My topic for this Post went awry, with several ongoing stories causing my research to jump track.  My interest started with the Sony hacking, and research began with how the term Hacker had morphed from one of respect to one of derision.  But before I could develop that, the first jump from the tracks was concern about the Target leak, quickly followed by my old company Anthem, which faces possible penalties for compromising 78 million of its members.  Then, almost before I could adjust the article, President Obama called a summit with a proposed agenda to get some international agreement of data control.
I was getting distracted.  So I changed tack.

What was the conclusion I thought, to all this concern?  Was there some system, such as a vault for your passwords, that would make your data secure?  Were there sites that were verboten from visiting if you wanted to keep your data from being compromised?  Would camouflage suffice?  Hillary might have thought so, avoiding the “secure” Government server for her personal email server.

I began to look at what data I had that might be compromised to my financial or personal disadvantage.

Very little of a medical nature, with the single exception that I have a Living Trust that has a DNR clause, which I carefully hide on my medical record before I have any surgery that will be done without me being conscious.  Although I have some medical conditions, one for which I am being currently treated, I am not private about the conditions nor the possible outcomes of treatment.

I have more financial ones that I can enumerate, including checking and savings at several banks and credit unions.  My investments are, for the most part, in the hands of activities like Ameritrade or e-trade.  Similarly, are the stocks and bonds of my portfolio.  Rightly or wrongly, I rely on the security these entities provide, and probably am not as concerned about changing my passwords as I should be.
 
I have friends who have suffered the emotional and financial loss from identity theft, but I have been spared that tragedy.

The truth is, I am hardly suspicious about giving my credit card to an unshaved restaurant server, or ordering from Amazon.  I carry few credit cards, but those I carry are in my wallet, which on occasion I have left somewhere.  I have received half a dozen calls from card companies alerting me to suspicious purchases, almost all of which were legitimate.  I have replaced cards which were lost.  Mary had a card stolen from a restaurant and before we could stop it, there were $2,000 in charges, almost all of which were gift cards.  These charges were all forgiven.  I left a phone in a hotel and before I could stop activity there were several hundred dollars in calls, mostly to Columbia. Again, all were removed from my bill.

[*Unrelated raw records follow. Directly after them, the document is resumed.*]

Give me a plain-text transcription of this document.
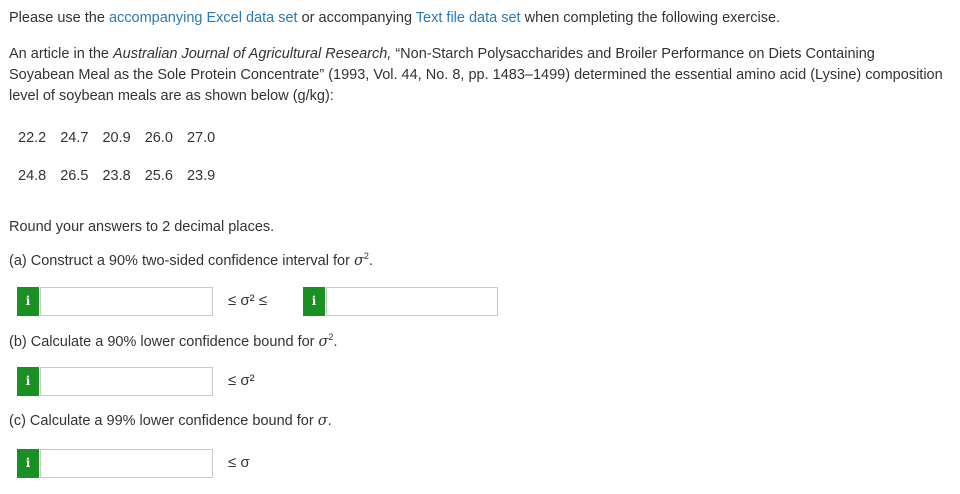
Please use the accompanying Excel data set or accompanying Text file data set when completing the following exercise.
An article in the Australian Journal of Agricultural Research, “Non-Starch Polysaccharides and Broiler Performance on Diets Containing Soyabean Meal as the Sole Protein Concentrate” (1993, Vol. 44, No. 8, pp. 1483–1499) determined the essential amino acid (Lysine) composition level of soybean meals are as shown below (g/kg):
22.2 24.7 20.9 26.0 27.0
24.8 26.5 23.8 25.6 23.9
Round your answers to 2 decimal places.
(a) Construct a 90% two-sided confidence interval for $\sigma^2$.
i	≤ σ² ≤	i
(b) Calculate a 90% lower confidence bound for $\sigma^2$.
i	≤ σ²
(c) Calculate a 99% lower confidence bound for σ.
i	≤ σ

But none of those occurrences were financially catastrophic, and almost all of the major loss was absorbed by someone else.

Not to say there isn’t a cost.  The companies that pay for those thefts pass the cost on to us consumers as charges, premiums, or additions to their profit margins on goods and services.

But isn’t that what we have come to accept for shoplifting?  Few if any of us pause to breakout what portions of the sales price include goods that were stolen, damaged in shipment or returned in an unsalable state.

I think this will be the mindset of the Millennials regarding data.  Access to data has already reached a point where mobile phones now price service by data accessibility rather than minutes.  The Cloud has made storage and retrieval of data ubiquitous.  Movies on my iPad are longer stored on my iPad.  And, if someone figures out how to watch the movie I paid for, it is less my problem than iTunes.

So, my conclusion is that data security will be less a problem than it was.  Public demand will move even government security more to the field of public access, as we saw with GPS satellites, most of which were owned by the government at that time.

The Libertarian streaks in my personality think that is not all bad.